Core and small dice some desert apples to add some sweetness…

And mix the apples in to the onion and lemon juice straight away. If you leave them they’ll go brown but the lemon juice will keep them beautiful and for several days.

img_1077-1

Grate the carrots and mix well it the apples and onion…

img_1078-1

Then add the shredded cabbage, handful by handful, mixing as you go to make sure its all incorporated evenly together.

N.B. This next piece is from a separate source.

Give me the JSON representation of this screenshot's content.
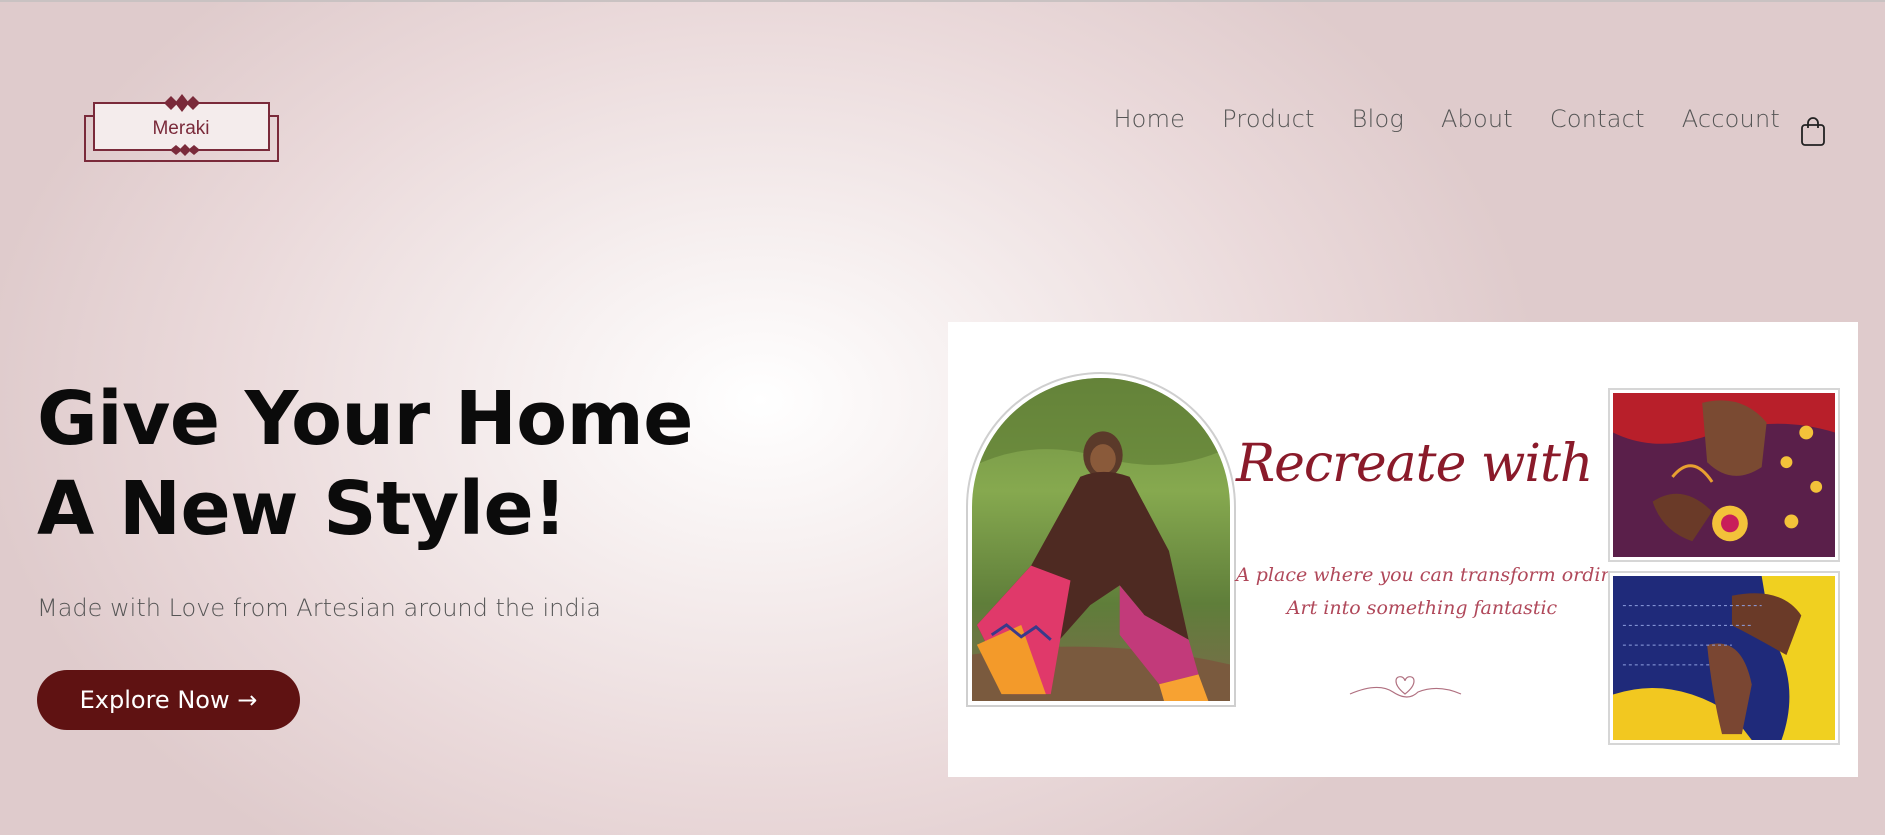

Now here’s the good bit… mayonnaise on its own will swamp the flavour of the vegetables but if you mix it 50:50 with creme fraiche you get a lovely light and creamy dressing that compliments the other flavours, but don’t use too much… its all about your cabbage. I use 2 desert spoons of mayonnaise and 2 of creme fraiche mixed well together for this big bowl.

A beautiful bowl of home grown coleslaw that will stay perfect (no brown apple pieces) if covered in the refrigerator for at least 5 days. Total time to make –  about 5 months  🙂

Two butts was far too much for four people by the way… we barely ate one!! Which was good news as I took the rest for my lunch all week. With coleslaw!

And a dash of homemade chilli sauce from the excess of chillies, peppers and tomatoes that have been just perfect this year!

I love this time of year, don’t you?